容姵的臉又發熱了,屋子外面都是丫鬟婆子來來去去,她素來性子端方,害怕和成王調笑,會讓人想到“白日宣淫”這個詞。
她挽了挽耳邊垂下的一縷頭發,換了個話題:“聽皇后娘娘說,今年的上元宮宴,又逢南境大捷,要大辦呢。”
“哦,左不過是那些花樣。”成王連頭都未抬起,手里拿著允程拉下的萬花筒,瞇起眼睛看著里頭的圖案。
”娘娘也說年年都是那些,都絮煩了,那日在慈寧宮,幾位老太妃說起香雪海梅花開得正好,娘娘便和德妃商議著,要把今年的上元宮宴改在香雪海的行宮里。”
“香雪海?!”成王放下萬花筒,斂了笑容,一抹憂思從他總是含笑的眼中飛快地掠過,轉瞬又消失不見,容姵恰于此時抬頭,她皺了皺眉。

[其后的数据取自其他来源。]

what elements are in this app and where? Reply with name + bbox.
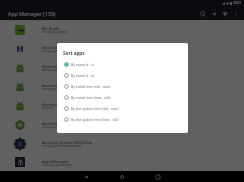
button[interactable]: Android Auto xyxy=(0,39,244,58)
button[interactable]: Android Shared Library xyxy=(0,77,244,96)
button[interactable]: App Manager xyxy=(0,153,244,171)
staticText: Android System WebView xyxy=(42,140,92,146)
staticText: com.google.android.as xyxy=(42,125,74,129)
button[interactable]: By last update time (old - new) xyxy=(57,103,188,114)
staticText: com.google.android.projection.gearhead xyxy=(42,49,98,53)
button[interactable]: Air Bank xyxy=(0,20,244,39)
staticText: Android Auto xyxy=(42,45,69,51)
button[interactable]: Share xyxy=(208,9,219,18)
button[interactable]: Android Services Library xyxy=(0,58,244,77)
staticText: Android Services Library xyxy=(42,64,90,70)
staticText: By install time (old - new) xyxy=(71,84,111,89)
staticText: Air Bank xyxy=(42,26,59,32)
button[interactable]: Recents xyxy=(140,171,176,182)
button[interactable]: Home xyxy=(104,171,140,182)
staticText: Android System Intelligence xyxy=(42,121,98,127)
staticText: By last update time (old - new) xyxy=(71,106,119,111)
staticText: App Manager xyxy=(42,159,69,165)
staticText: Sort apps xyxy=(63,50,85,56)
staticText: com.google.android.webview xyxy=(42,144,82,148)
button[interactable]: More options xyxy=(230,9,241,18)
staticText: Android System xyxy=(42,102,73,108)
staticText: App Manager (133) xyxy=(8,10,56,17)
staticText: By name (z - a) xyxy=(71,73,94,78)
button[interactable]: By name (z - a) xyxy=(57,70,188,81)
staticText: com.google.android.ext.services xyxy=(42,68,86,72)
staticText: com.google.android.maps xyxy=(42,87,78,91)
button[interactable]: Back xyxy=(68,171,104,182)
staticText: android xyxy=(42,106,53,110)
staticText: cz.maing.appmanager xyxy=(42,163,73,167)
staticText: 20:01 xyxy=(233,1,242,5)
button[interactable]: Filter xyxy=(219,9,230,18)
button[interactable]: Android System Intelligence xyxy=(0,115,244,134)
button[interactable]: Search xyxy=(197,9,208,18)
staticText: Android Shared Library xyxy=(42,83,88,89)
staticText: By install time (new - old) xyxy=(71,95,111,100)
button[interactable]: Android System WebView xyxy=(0,134,244,153)
staticText: By name (a - z) xyxy=(71,62,94,67)
button[interactable]: By install time (new - old) xyxy=(57,92,188,103)
button[interactable]: By last update time (new - old) xyxy=(57,114,188,125)
button[interactable]: By install time (old - new) xyxy=(57,81,188,92)
button[interactable]: By name (a - z) xyxy=(57,59,188,70)
staticText: cz.airbank.android xyxy=(42,30,68,34)
button[interactable]: Android System xyxy=(0,96,244,115)
staticText: By last update time (new - old) xyxy=(71,117,119,122)
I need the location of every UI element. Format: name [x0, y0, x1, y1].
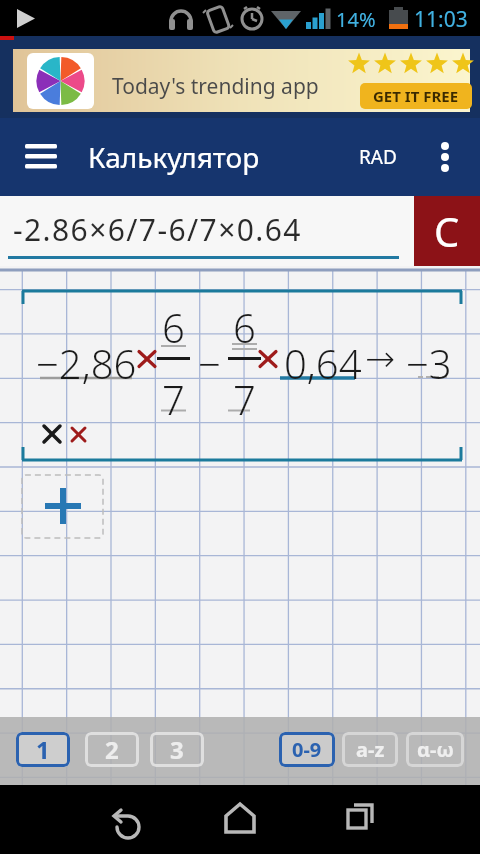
staticText: 7: [233, 372, 256, 426]
button[interactable]: 1: [16, 732, 70, 767]
staticText: −3: [406, 336, 452, 390]
button[interactable]: α-ω: [406, 732, 464, 767]
button[interactable]: [14, 134, 68, 180]
button[interactable]: GET IT FREE: [360, 83, 472, 109]
staticText: 0-9: [292, 736, 322, 763]
button[interactable]: Today's trending app: [13, 49, 470, 112]
button[interactable]: [424, 130, 468, 184]
staticText: −2,86: [36, 336, 137, 390]
staticText: GET IT FREE: [373, 86, 459, 106]
button[interactable]: RAD: [340, 134, 416, 180]
staticText: RAD: [359, 144, 397, 170]
staticText: →: [365, 338, 396, 380]
staticText: Today's trending app: [112, 72, 319, 101]
button[interactable]: [320, 790, 400, 850]
staticText: 2: [105, 733, 119, 766]
button[interactable]: 2: [85, 732, 139, 767]
staticText: Калькулятор: [88, 138, 260, 176]
staticText: 7: [162, 372, 185, 426]
staticText: a-z: [356, 736, 385, 763]
staticText: 11:03: [414, 5, 468, 34]
staticText: 14%: [336, 6, 376, 33]
staticText: α-ω: [417, 736, 454, 763]
button[interactable]: 0-9: [279, 732, 335, 767]
button[interactable]: C: [414, 196, 480, 266]
button[interactable]: 3: [150, 732, 204, 767]
staticText: −: [198, 336, 221, 390]
staticText: 6: [233, 300, 256, 354]
button[interactable]: a-z: [342, 732, 398, 767]
staticText: C: [434, 204, 460, 258]
staticText: 1: [36, 733, 50, 766]
button[interactable]: [200, 790, 280, 850]
staticText: -2.86×6/7-6/7×0.64: [13, 209, 302, 250]
staticText: 6: [162, 300, 185, 354]
staticText: 0,64: [284, 336, 362, 390]
button[interactable]: [80, 790, 160, 850]
staticText: 3: [170, 733, 184, 766]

“是呀,”容姵心中思忖著,面上卻不動聲色,“聽太妃娘娘說,香雪海不但有梅林,還有地熱溫泉,說得妾身都想去見識見識了呢呢。”
“皇上不會同意的。”成王隨口說道。
“這是為何?”容姵挑眉不解,“這不過是一樁小事,娘娘深受寵愛,皇上又怎么會為了這一點小事拂了娘娘的心意呢?”
“哦,那可就……有趣了。”成王恢復了慵懶的神情,倚回迎枕上,淡淡道,神色有些悠遠。
容姵咬唇,他不明白成王話中的意思。成王也沒有解釋,只道有加急公務需要處理,頎長的身影瀟灑地轉過屏風,徑直走了。
錦書抱著允程回來,驚訝道:“好好的,怎么王爺就走了?”她想了想,猶豫問:“不會.....是去看姚側妃了么?”
容姵緩緩搖頭,摁了摁眉心,掩下滿心思慮。